I was trying to implement a sequence to sequence language model. During training process, the model takes in a sequence of 50d word vectors generated by GloVe, and output 1-to-V(V is the size of vocabulary) vector meaning the next word which thus can be regarded as the distribution of next word corresponding to the input word vector at current timestep in test process, and I tried with a 112-word vocabulary.
Then, I built two models as following:
model1 = Sequential()
model1.add(LSTM(112, return_sequences=True, input_shape=(31, 50)))
model2 = Sequential()
model2.add(LSTM(112, return_sequences=True, input_shape=(31, 50)))

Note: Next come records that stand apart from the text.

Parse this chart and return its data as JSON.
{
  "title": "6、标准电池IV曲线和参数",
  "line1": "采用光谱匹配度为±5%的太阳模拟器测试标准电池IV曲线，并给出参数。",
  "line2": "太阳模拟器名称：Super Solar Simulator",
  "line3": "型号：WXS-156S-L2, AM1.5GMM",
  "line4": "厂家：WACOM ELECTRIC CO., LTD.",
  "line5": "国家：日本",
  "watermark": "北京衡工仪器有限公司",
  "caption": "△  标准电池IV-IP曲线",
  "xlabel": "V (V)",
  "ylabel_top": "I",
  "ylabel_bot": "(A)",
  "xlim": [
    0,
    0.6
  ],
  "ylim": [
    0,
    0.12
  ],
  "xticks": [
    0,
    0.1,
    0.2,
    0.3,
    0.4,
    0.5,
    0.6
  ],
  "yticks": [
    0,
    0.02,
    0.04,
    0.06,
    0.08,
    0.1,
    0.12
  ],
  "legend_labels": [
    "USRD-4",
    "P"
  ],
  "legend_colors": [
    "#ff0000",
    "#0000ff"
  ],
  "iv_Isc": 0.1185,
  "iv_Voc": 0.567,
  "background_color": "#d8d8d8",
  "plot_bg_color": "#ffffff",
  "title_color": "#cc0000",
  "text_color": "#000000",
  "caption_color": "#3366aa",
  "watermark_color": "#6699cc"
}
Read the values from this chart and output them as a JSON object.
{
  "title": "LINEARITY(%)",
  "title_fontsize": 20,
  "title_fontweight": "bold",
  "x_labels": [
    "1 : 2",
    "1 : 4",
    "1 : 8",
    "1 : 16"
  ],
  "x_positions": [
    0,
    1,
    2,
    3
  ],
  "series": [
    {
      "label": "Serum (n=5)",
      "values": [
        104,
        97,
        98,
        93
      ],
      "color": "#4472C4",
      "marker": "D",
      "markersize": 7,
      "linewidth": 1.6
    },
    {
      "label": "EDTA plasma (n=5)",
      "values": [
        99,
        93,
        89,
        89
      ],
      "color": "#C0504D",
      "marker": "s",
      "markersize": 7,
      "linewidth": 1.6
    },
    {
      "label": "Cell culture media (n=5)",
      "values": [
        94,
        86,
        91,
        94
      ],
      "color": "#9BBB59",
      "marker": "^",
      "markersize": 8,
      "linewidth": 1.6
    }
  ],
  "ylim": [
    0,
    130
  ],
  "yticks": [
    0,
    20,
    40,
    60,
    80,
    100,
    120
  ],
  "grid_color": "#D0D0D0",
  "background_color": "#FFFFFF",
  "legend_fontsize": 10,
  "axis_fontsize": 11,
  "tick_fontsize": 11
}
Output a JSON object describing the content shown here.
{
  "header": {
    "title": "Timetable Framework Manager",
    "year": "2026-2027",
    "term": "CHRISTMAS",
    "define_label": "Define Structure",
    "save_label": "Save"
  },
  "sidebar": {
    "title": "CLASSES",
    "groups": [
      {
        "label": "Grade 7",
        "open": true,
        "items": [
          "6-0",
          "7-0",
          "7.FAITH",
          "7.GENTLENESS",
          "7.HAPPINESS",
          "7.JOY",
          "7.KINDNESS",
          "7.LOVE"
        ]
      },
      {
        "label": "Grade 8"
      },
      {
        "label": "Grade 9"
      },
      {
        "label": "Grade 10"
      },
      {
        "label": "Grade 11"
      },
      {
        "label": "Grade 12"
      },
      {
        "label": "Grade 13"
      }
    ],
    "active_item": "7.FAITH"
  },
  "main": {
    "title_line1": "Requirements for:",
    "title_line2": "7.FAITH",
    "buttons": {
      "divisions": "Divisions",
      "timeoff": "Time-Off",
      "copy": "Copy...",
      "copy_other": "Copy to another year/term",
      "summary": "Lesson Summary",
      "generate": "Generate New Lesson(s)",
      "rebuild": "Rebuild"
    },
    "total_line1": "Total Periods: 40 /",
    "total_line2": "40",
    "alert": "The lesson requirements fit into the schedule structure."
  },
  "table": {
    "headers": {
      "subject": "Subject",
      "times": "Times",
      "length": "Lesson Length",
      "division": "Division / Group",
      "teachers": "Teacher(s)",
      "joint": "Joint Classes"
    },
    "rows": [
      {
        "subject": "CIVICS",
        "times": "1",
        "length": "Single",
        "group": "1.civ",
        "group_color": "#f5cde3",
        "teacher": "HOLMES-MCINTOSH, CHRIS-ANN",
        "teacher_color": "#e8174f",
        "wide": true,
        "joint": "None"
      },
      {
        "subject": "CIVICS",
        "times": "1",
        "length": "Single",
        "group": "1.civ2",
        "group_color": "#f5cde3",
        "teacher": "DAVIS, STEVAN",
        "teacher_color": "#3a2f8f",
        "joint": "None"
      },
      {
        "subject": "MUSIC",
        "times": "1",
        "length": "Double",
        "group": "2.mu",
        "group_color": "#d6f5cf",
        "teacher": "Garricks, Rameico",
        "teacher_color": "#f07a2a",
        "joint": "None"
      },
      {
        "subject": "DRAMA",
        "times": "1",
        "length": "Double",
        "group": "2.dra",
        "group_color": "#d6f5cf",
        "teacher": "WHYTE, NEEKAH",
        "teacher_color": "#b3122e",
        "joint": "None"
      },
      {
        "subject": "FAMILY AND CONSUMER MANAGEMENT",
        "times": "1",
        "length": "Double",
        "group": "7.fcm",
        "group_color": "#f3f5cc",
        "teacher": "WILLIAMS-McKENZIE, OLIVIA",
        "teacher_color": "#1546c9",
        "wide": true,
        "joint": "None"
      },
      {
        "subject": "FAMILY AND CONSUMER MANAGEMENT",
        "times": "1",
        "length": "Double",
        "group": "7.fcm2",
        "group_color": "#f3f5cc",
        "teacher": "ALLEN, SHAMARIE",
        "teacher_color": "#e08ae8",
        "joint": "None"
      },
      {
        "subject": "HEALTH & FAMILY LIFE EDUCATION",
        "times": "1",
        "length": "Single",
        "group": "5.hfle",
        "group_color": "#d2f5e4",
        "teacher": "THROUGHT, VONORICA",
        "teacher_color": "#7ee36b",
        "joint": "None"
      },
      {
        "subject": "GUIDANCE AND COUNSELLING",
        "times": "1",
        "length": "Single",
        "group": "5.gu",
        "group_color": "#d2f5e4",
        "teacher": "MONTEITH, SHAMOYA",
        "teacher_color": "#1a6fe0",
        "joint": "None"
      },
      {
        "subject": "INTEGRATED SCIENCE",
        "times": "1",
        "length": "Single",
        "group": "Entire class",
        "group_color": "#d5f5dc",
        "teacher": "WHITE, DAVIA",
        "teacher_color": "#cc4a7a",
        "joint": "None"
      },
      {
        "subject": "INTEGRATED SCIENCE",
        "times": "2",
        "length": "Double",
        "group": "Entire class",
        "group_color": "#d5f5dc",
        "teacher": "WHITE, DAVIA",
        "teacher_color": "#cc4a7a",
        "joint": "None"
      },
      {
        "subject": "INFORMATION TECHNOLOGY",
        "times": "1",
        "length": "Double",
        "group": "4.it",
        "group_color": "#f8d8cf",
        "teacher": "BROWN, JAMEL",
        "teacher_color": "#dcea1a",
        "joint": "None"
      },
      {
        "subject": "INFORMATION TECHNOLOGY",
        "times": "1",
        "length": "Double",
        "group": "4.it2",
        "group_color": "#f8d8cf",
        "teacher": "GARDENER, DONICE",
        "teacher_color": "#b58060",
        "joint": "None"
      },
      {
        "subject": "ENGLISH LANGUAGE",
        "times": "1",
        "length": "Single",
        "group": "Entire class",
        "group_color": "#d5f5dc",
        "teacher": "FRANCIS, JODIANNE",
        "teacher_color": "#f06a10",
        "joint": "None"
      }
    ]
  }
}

model2.add(TimeDistributed(Dense(112, activation="linear")))
When I tried to fit them by
model.fit(X, Y, batch_size=128, nb_epoch=256, validation_rate=0.1)
The first model model1
crashed and raised MemoryError, but the second model model2
normally finished. X has the shape of (number_of_sentences, max_words_in_one_sentence, 50)
, and Y has the shape of (number_of_sentences, max_words_in_one_sentence, 112)
. In this example, number_of_sentences=10000, max_words_in_one_sentence=13
.
I am wondering what happened when I appended a new time-distributed-dense to a LSTM layer, and which one is the model I want to implement my language model.